I have undergone one treatment so far, but due to the complexity of my illness, it was not enough. I now need to undergo multiple advanced treatments in order to have a real chance at remission. While chronic Lyme disease is often labeled “incurable,” many are able to reach remission with long-term care. I believe healing is possible, and my faith in God gives me the strength to continue fighting!

The cost of this care is significant, and insurance does not cover chronic Lyme disease treatment. The medical bills, testing, doctor visits, alternative medicine, and treatments all add up to a terrifying financial load.

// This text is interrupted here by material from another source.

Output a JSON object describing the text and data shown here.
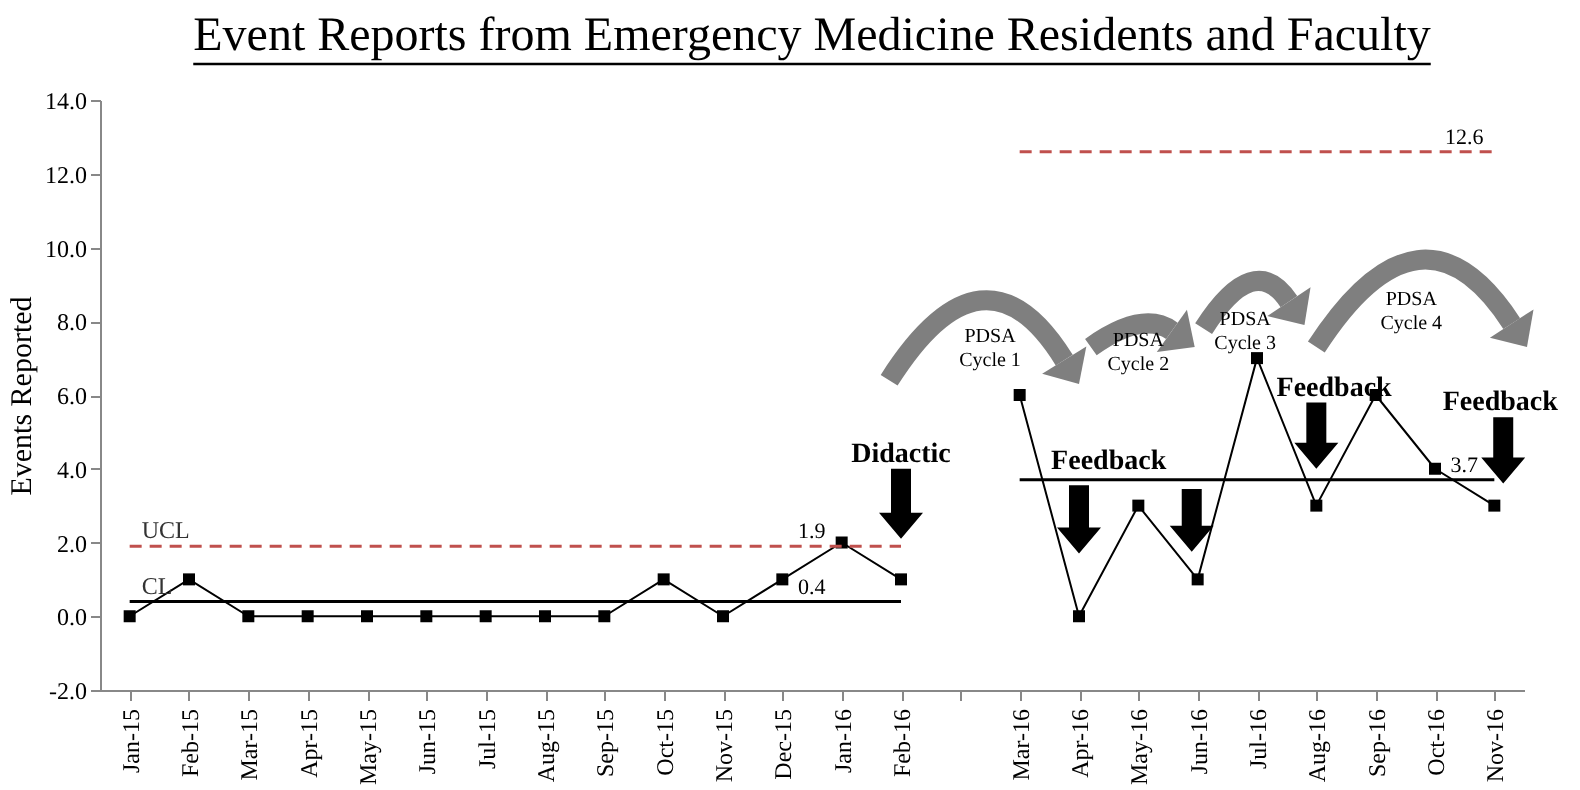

This fundraiser will help cover:

    •    Comprehensive lab work and testing

    •    Doctor visits and medical supervision

    •    Stem cell therapy

    •    EBOO/Ozone therapy

    •    SOT

    •    Plasma Exchange

    •    IV therapies

As a result of chronic Lyme Disease, I now experience:

• Neurological dysfunction — including tremors, brain fog, chronic fatigue, and partial blindness in my right eye

• Autonomic and cardiac dysfunction — including POTS, sinus tachycardia, and blood pressure dysregulation

• Immune and inflammatory complications — including co-infections, kidney disease, chronic pain, and arthritis

Metabolic and detoxification impairments — including mold and heavy metal toxicity

Thank you so much for taking the time to read my story. I am so thankful for anyone who feels led to support me in any way. I know not everyone can help financially, and I completely understand. Sharing this fundraiser or keeping me in your prayers is a big help as well! I am incredibly grateful for your support!